Periodicity: Periodicity is the occurrence of similarity in more or less regular intervals and is a property exhibited by many processes that are of interest in a variety of scientific disciplines.
Botmaster: Botmaster is the master of bots on the network. A botmaster is responsible for keeping the bot online, sending control commands to bots for its operation, making sure to fix issues with bots, and set a set of rules for bots to function.
Botnet: A botnet is a collection of bots. Botnets originate many types of attacks like distributed denial-of-service attack (DDoS attack), data theft, spamming, and intrusion to systems and networks.
IRC: Internet relay chat (IRC) is a system for chatting that involves a set of rules and conventions and client/server software.
C&C Server: A command and control server (C&C server) is a system that issues directives to other connected systems that have been infected with rootkits or other types of malware such as ransomware.

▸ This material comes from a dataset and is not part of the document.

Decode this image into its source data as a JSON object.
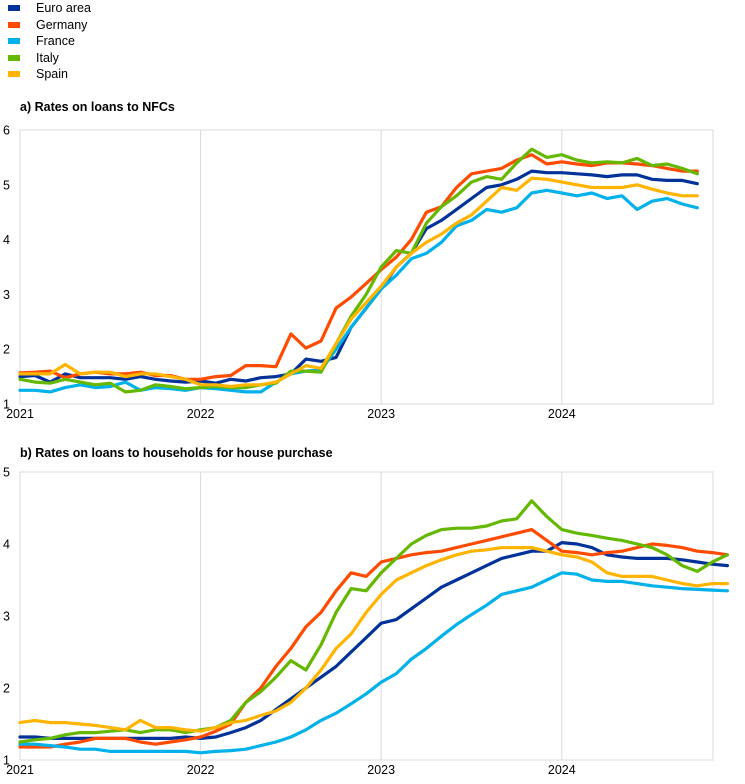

Intrusion Detection Systems: An intrusion detection system (IDS) is a hardware device or software application that monitors a network or systems for malicious activity or policy violations.
HTTP: HTTP means HyperText Transfer Protocol. HTTP is the underlying protocol used by the world wide web and this protocol defines how messages are formatted and transmitted, and what actions web servers and browsers should take in response to various commands.
Signature-Based Classifier: Signature-based classifier classifies items based on an entry in a lookup table with signatures and the corresponding class labels. Hence, this classifier is not efficient in detecting novel patterns/signatures.
Random Forest Classifier: Random forest classifier uses a set of decision trees from randomly selected subset of the training data and then aggregates the decision from each set to arrive at the final decision class of the test data. This improves accuracy and avoids over-fitting and hence better than decision tree algorithms.